Fried Oyster Salad with Spicy Rémoulade Dressing
Makes 4 Servings
Ingredients
- Vegetable oil, for frying
- ½ cup all-purpose flour
- ½ cup yellow cornmeal
- 1 teaspoon kosher salt
- 1 teaspoon garlic powder
- 1 teaspoon onion powder
- ¼ teaspoon cayenne pepper
- 24 fresh oysters, shucked and drained
- 6 cups fresh spring mix lettuces
- 1 cup halved grape tomatoes
- ¼ cup thinly sliced red onion
- Spicy Rémoulade Dressing (recipe follows)
Spicy Rémoulade Dressing
- ¾ cup mayonnaise
- 1 tablespoon Creole mustard
- 1½ teaspoons paprika
- 1 teaspoon prepared horseradish
- 1 teaspoon fresh lemon juice
- 1 teaspoon dill pickle juice
- 1 teaspoon hot sauce
- ½ teaspoon Creole seasoning*
- 1 clove garlic, minced
Instructions
- In a heavy-bottomed skillet, pour oil to a depth of 2 inches, and heat over medium heat until a deep-fry thermometer registers 350°.

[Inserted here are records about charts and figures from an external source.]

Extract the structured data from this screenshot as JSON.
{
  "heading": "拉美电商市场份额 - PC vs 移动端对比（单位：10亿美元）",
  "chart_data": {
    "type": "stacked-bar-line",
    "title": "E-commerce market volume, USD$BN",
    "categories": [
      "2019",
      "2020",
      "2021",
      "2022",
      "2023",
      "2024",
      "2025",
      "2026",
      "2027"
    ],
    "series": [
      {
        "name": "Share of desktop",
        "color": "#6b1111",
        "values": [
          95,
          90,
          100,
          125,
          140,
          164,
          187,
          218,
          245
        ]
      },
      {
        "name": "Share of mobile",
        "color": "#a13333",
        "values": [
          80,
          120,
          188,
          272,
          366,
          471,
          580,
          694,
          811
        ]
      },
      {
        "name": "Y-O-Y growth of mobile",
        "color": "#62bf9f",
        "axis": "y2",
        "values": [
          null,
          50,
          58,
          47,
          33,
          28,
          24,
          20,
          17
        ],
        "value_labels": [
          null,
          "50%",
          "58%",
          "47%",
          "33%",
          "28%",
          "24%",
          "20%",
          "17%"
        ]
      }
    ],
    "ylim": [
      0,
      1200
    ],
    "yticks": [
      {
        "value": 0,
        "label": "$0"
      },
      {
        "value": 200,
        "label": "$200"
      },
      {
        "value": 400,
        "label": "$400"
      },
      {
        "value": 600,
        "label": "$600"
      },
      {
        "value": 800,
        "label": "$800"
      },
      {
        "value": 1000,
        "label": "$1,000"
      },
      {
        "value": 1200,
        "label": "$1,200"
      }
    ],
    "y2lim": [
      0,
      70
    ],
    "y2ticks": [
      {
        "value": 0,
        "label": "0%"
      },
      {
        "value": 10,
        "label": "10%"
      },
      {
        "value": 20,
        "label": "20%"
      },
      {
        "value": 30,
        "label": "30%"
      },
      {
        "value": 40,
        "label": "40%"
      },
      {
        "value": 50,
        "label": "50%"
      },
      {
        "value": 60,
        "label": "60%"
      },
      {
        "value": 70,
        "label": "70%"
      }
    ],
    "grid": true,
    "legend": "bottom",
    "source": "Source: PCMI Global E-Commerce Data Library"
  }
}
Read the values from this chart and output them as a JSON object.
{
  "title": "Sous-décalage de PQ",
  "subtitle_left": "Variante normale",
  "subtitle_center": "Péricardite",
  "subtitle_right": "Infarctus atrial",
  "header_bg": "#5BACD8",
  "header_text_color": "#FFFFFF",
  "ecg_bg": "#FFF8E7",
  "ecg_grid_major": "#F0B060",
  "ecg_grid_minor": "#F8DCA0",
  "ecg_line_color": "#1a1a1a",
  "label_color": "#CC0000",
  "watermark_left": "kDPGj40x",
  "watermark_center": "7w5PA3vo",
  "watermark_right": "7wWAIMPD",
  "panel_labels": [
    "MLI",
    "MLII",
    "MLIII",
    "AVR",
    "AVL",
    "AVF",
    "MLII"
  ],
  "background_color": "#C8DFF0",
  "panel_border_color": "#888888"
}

- In a medium bowl, stir together flour, cornmeal, salt, garlic powder, onion powder, and cayenne until combined. Dredge oysters in flour mixture, shaking off excess.
- Fry until golden brown, about 3 minutes. Remove oysters using a slotted spoon, and let drain on paper towels.
- Divide greens, tomatoes, and red onion among 4 plates. Top with fried oysters. Drizzle with Spicy Rémoulade Dressing.
Spicy Rémoulade Dressing
- In a medium bowl, stir together all ingredients until well combined.
Notes
*We used Tony Chachere’s Original Creole Seasoning.